Oh once I was a waiting man and I lived at home at ease,
But now I am a mariner and I plough the angry seas.
Well, I thought I'd like the seafaring life, so I bid my love adieu,
And I shipped as steward and cook, my boys, on board the Kangaroo.
Oh I never thought she would prove false, or even prove untrue,
Till we sailed away from Milford Bay on board the 'Kangaroo'.
“Cheer up! Cheer up! my own true love, don't weep so bitterly.”
But she sobbed, she sighed, she choked, she cried, she could not say goodbye.
“Oh I won't be gone so very long, about a month or two,
And when that I return again, then I'll marry you.”
My love she is no foolish girl, her age it is two score,
My love she is no spinster, she's been married twice before.

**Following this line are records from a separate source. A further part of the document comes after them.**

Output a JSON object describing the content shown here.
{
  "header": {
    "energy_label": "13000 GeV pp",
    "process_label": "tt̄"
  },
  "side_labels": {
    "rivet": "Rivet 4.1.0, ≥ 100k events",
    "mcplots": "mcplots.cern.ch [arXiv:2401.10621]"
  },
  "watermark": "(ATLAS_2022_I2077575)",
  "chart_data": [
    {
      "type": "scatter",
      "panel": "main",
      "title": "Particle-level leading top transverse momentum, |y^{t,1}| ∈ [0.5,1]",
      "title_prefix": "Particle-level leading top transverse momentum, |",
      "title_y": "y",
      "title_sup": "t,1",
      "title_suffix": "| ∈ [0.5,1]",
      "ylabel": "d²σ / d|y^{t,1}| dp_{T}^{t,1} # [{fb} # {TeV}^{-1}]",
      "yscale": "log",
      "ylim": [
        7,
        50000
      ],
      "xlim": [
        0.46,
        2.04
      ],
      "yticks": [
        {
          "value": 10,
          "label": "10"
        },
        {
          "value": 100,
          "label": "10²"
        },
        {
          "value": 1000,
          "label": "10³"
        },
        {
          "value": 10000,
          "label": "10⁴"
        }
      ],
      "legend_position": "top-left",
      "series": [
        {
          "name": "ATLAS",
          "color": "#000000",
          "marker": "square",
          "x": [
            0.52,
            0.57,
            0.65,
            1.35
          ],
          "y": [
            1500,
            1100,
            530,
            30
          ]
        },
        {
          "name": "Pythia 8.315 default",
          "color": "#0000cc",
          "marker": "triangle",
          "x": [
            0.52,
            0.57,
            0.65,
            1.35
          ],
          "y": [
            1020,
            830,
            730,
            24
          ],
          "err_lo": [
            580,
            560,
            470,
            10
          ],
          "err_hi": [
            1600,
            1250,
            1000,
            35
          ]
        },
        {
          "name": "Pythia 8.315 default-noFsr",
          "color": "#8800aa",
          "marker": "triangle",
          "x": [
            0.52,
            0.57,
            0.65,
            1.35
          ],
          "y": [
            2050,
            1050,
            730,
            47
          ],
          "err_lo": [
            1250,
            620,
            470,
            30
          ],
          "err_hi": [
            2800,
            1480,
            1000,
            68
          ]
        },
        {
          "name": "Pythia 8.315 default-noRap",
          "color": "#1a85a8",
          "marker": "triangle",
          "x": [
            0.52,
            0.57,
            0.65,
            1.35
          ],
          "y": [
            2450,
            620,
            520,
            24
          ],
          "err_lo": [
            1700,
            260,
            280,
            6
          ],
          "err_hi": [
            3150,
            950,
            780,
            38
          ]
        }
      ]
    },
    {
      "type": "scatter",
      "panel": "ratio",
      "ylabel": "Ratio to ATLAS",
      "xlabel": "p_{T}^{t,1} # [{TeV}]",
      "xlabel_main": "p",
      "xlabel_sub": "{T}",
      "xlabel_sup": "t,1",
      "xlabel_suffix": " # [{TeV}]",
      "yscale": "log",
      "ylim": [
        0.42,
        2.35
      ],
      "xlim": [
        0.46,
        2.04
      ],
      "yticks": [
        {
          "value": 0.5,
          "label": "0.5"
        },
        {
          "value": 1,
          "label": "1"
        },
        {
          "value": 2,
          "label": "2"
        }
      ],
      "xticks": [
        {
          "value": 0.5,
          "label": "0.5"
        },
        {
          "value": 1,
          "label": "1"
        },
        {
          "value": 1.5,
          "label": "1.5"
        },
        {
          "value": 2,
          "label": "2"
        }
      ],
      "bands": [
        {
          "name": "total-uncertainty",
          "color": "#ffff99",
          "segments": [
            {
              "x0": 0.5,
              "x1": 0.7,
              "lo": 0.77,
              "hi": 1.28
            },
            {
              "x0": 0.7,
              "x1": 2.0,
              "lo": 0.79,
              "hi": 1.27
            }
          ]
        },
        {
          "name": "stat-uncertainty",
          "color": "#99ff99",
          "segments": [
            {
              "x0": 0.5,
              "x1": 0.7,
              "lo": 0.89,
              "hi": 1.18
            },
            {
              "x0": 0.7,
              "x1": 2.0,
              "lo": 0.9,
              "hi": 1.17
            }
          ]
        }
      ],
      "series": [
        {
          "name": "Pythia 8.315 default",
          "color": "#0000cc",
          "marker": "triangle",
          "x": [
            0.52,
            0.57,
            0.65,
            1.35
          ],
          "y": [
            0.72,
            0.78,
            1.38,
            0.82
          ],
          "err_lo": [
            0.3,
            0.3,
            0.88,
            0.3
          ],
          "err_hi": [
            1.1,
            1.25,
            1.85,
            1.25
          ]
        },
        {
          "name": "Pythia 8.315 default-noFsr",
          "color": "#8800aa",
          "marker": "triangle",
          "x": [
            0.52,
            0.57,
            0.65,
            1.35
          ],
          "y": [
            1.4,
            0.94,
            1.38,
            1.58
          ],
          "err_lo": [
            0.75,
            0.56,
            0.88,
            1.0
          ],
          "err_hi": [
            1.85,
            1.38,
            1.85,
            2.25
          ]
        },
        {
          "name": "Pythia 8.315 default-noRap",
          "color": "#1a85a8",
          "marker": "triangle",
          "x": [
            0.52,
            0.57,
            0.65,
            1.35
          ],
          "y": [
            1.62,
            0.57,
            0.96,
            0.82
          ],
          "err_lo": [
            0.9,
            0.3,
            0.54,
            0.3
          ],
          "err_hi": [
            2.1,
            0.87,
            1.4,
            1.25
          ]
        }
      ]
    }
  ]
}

And I cannot say it was her wealth that held my heart in sway,
She's a starcher at a laundry for eighteen pence a day.
Our vessel she was homeward bound from many's the foreign shore,
And many's the foreign presents unto my love I bore.
I bought tortoises from Tenerife, toys from Timbuktu,
And a China rat and a Bombay cat and a Bengal cockatoo.
Paid off, I sought her dwelling in a suburb of the town
Where an ancient dame upon the line was pegging out her gown.
“Where is my love?” “She's married, sir, about a month ago,
To a fine young man that drives a van for Chapman Son & Co.”
Here's a health to the dreams of married life, to soap, to suds and blue.
Heart's true love and patent starch, washing soda too.
I'll take me to some foreign shore, no longer will I stay,
And on some Chinese Hottentot I'll throw myself away.